Все веселье начиналось после захода солнца. Сквозь ночную тьму к дому прибывали рикши и кареты. Треснувшее Яйцо, наш привратник, помнил поименно всех, кто должен был приехать, и только им разрешал войти в особняк. С балкона я видела, как сквозь бархатные портьеры мужчины проходят в роскошную залу. Среди них сразу можно было отличить новичка. Обычно он с пораженным видом озирался вокруг, глядя, как китайцы и иностранцы приветствуют друг друга и вежливо беседуют. Здесь иностранец мог впервые увидеть куртизанок в естественной для них среде. Раньше он мог только мельком взглянуть на них, когда они прогуливались в экипажах по оживленным улицам, в дорогих мехах, модных шляпках. Но здесь они оказывались совсем рядом. Он мог, восхищенно улыбаясь, говорить с одной из них, при этом понимая, что касаться их ему не позволено. Я всегда радовалась, когда видела, как моя мать внушает благоговейный трепет мужчинам из разных миров. Она заставляла их онеметь от восторга в тот самый момент, когда они попадали в главную залу.

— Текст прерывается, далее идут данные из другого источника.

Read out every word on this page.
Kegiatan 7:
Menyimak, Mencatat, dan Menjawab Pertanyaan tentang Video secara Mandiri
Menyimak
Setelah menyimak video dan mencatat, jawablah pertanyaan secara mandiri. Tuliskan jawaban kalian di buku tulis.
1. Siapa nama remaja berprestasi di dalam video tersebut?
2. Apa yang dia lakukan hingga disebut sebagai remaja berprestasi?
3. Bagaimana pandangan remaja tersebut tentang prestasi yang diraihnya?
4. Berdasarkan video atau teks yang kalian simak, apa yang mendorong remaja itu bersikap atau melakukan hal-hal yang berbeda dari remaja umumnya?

Наши куртизанки были самыми популярными и талантливыми среди всех первоклассных цветочных домов Шанхая: элегантные, соблазнительно скромные, дразняще неуловимые, они превосходно пели и декламировали стихи. Их называли «облачные красавицы». У каждой из них в имени было слово «облако», и оно обозначало дом, к которому принадлежала куртизанка. Когда они покидали его — выходили замуж, уходили в монастырь или меняли наш дом на другой, классом ниже, — слово «облако» исчезало из их имен. Мне было семь лет, когда вместе с нами в доме жили Розовое Облако, Воздушное Облако, Снежное Облако и моя любимица — Волшебное Облако. Они все были очень умны. Обычно девушки попадали к нам в дом в возрасте тринадцати-четырнадцати лет, а когда им исполнялось двадцать три — двадцать четыре, они его покидали.

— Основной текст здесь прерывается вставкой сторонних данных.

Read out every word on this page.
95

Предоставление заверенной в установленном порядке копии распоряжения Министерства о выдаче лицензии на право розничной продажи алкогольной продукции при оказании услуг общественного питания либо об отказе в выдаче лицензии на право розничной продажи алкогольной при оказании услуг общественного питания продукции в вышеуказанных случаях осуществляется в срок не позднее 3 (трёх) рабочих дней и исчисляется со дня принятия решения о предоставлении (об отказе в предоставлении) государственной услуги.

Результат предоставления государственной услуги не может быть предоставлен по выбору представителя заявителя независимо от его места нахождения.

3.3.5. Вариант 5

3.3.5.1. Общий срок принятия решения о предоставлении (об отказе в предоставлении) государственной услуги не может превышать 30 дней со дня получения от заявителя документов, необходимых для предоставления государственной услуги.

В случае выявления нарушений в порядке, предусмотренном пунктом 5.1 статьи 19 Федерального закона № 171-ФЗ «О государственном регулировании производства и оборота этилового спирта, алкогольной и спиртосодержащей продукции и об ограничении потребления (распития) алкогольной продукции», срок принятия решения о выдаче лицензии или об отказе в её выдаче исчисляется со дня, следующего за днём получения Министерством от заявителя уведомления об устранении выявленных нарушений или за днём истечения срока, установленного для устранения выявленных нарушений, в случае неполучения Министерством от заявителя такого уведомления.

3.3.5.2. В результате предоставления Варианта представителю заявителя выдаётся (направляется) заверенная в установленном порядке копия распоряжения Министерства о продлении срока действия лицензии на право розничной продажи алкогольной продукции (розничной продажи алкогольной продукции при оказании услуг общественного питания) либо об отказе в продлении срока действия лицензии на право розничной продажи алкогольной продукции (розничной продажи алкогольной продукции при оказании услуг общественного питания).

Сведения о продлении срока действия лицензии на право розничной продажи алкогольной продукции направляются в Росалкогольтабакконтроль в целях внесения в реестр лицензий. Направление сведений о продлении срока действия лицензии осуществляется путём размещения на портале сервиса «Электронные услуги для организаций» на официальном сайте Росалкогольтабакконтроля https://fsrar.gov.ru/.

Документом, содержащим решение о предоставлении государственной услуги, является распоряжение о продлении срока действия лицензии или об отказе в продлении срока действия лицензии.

Мать устанавливала правила, которые диктовали девушкам, как вести дела с клиентами, какую долю заработка отдавать дому и как возмещать расходы. Золотая Голубка следила за поведением и внешним видом куртизанок и заботилась о том, чтобы они поддерживали высокие стандарты и репутацию первоклассного цветочного дома. Она хорошо знала, как легко сгубить девичью репутацию. Когда-то Золотая Голубка была одной из самых популярных куртизанок своего времени, пока ее покровитель не выбил ей передние зубы, переломав при этом половину костей на лице. К тому времени, когда она поправилась — лицо Золотой Голубки при этом немного исказилось, — ее место заняли другие красотки, а прежнюю фаворитку продолжали преследовать слухи: говорили, что она, должно быть, очень сильно разозлила своего покровителя, раз довела до подобной жестокости настолько мирного человека.

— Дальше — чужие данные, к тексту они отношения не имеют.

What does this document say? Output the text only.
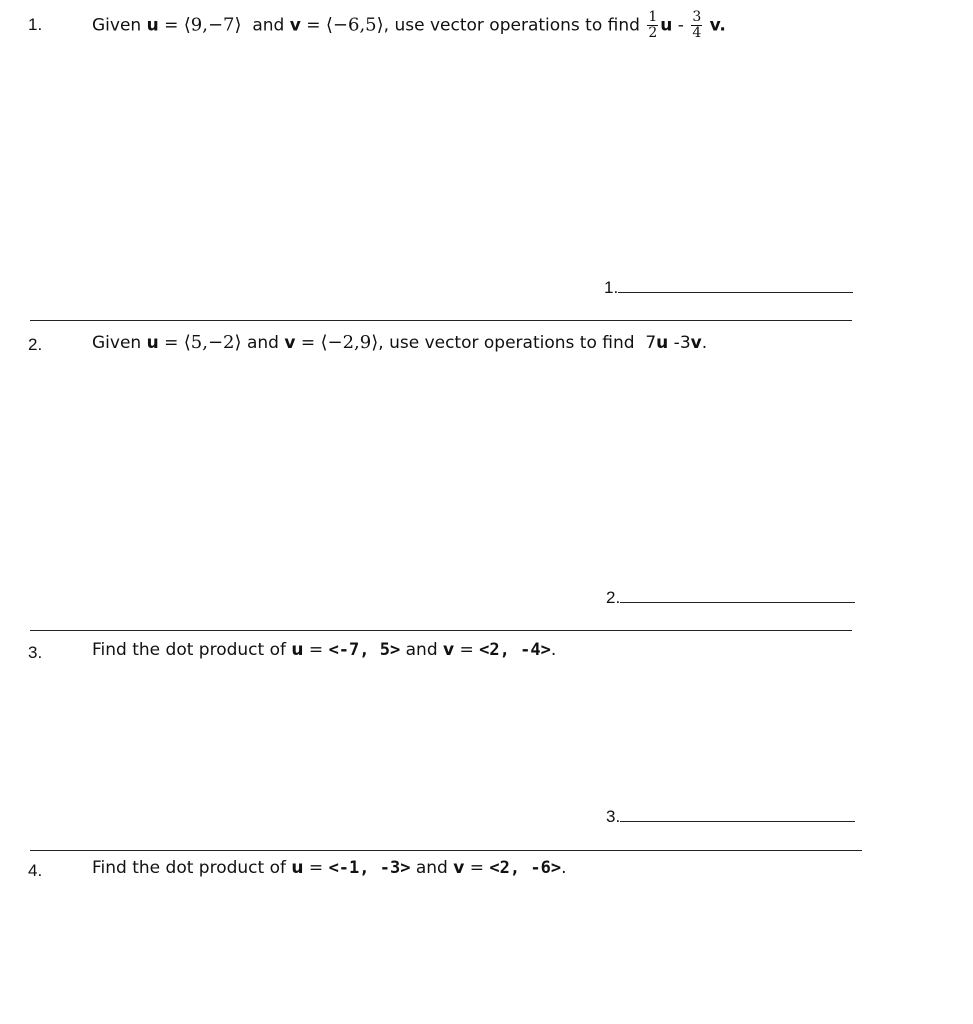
1.	Given u = ⟨9,−7⟩ and v = ⟨−6,5⟩, use vector operations to find $\frac{1}{2}$ u - $\frac{3}{4} v$.
1.
2.	Given u = ⟨5,−2⟩ and v = ⟨−2,9⟩, use vector operations to find 7u -3v.
2.
3.	Find the dot product of u = <-7, 5> and v = <2, -4>.
3.
4.	Find the dot product of u = <-1, -3> and v = <2, -6>.
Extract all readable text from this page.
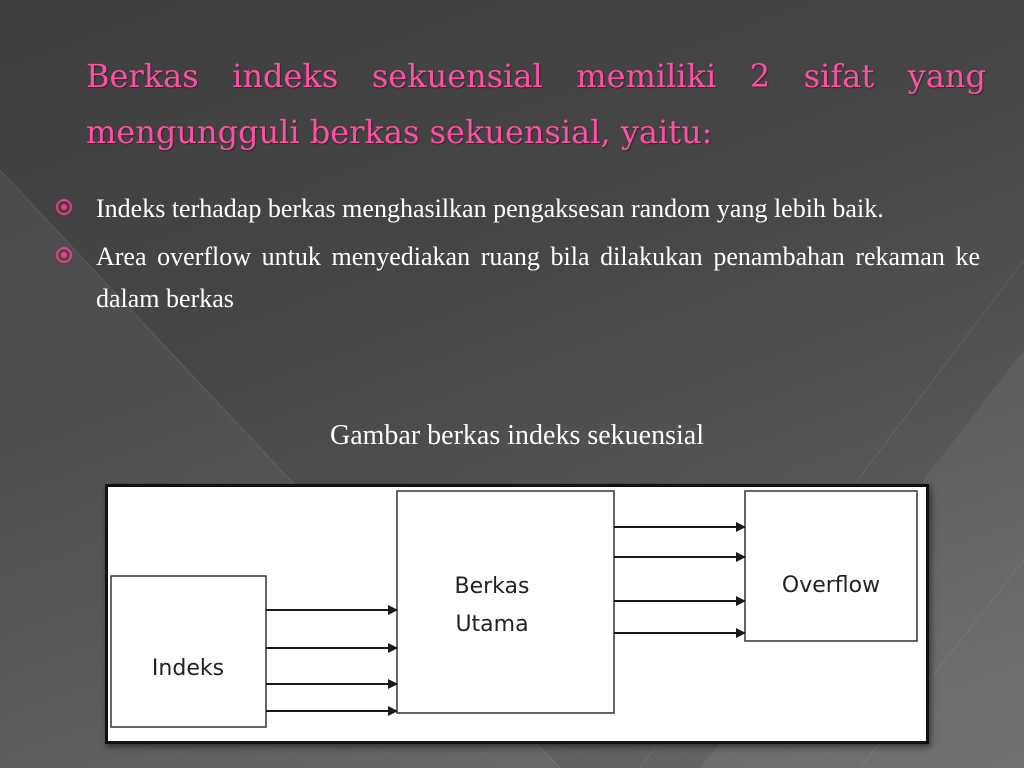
Berkas indeks sekuensial memiliki 2 sifat yang mengungguli berkas sekuensial, yaitu:
Indeks terhadap berkas menghasilkan pengaksesan random yang lebih baik.
Area overflow untuk menyediakan ruang bila dilakukan penambahan rekaman ke dalam berkas
Gambar berkas indeks sekuensial
Indeks
Berkas
Utama
Overflow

Какими бы привлекательными ни были остальные куртизанки, все гости — и китайцы, и иностранцы — надеялись увидеть только одну женщину: мою мать. Со своего места на балконе я легко находила ее по упругой массе каштановых кудрей, небрежно рассыпавшихся по плечам. У меня были почти такие же волосы, только немного темнее. Кожа у нее была с легким смуглым оттенком, и она с гордостью говорила, что в ней течет несколько капель бомбейской крови. Никто не мог бы откровенно назвать мою мать красивой — ни китаец, ни иностранец. Ее длинный, угловатый нос выглядел так, будто его грубо вырезали ножом для чистки овощей, а лоб, высокий и широкий, был признаком острого ума, как говорила Золотая Голубка. Еще у нее были острые скулы, а подбородок задиристо выпирал вперед, словно маленький кулачок. Глаза, обрамленные черными ресницами, смотрели из темных глубоких глазниц. У нее были необычайно большие радужки. Но все сходились на том, что она завораживала больше, чем красавицы с правильными чертами лица. Все в ней манило, притягивало взгляд — и улыбка, и хрипловатый мелодичный голос, и соблазнительно томные движения тела. Она сияла и сверкала, словно драгоценность. Каждый мужчина, поймавший на себе ее проницательный взгляд, попадал в ее сети. Я много раз это замечала. Она заставляла любого мужчину почувствовать себя особенным.
А еще ей не было равных в стиле, и одежду ей шили по ее собственному замысловатому дизайну. Больше всего мне нравилось сиреневое платье из почти прозрачной органзы, ниспадающей поверх бледно-розовой основы из чесучи,[7] расшитое переплетенными лозами с крошечными листьями. На груди из лозы распускались два розовых бутона. И если вы думаете, что бутоны тоже были шелковыми, вы правы лишь отчасти — одна из роз была настоящей. Пока длился вечерний прием, она осыпала лепестками пол залы и наполняла его благоухающим ароматом.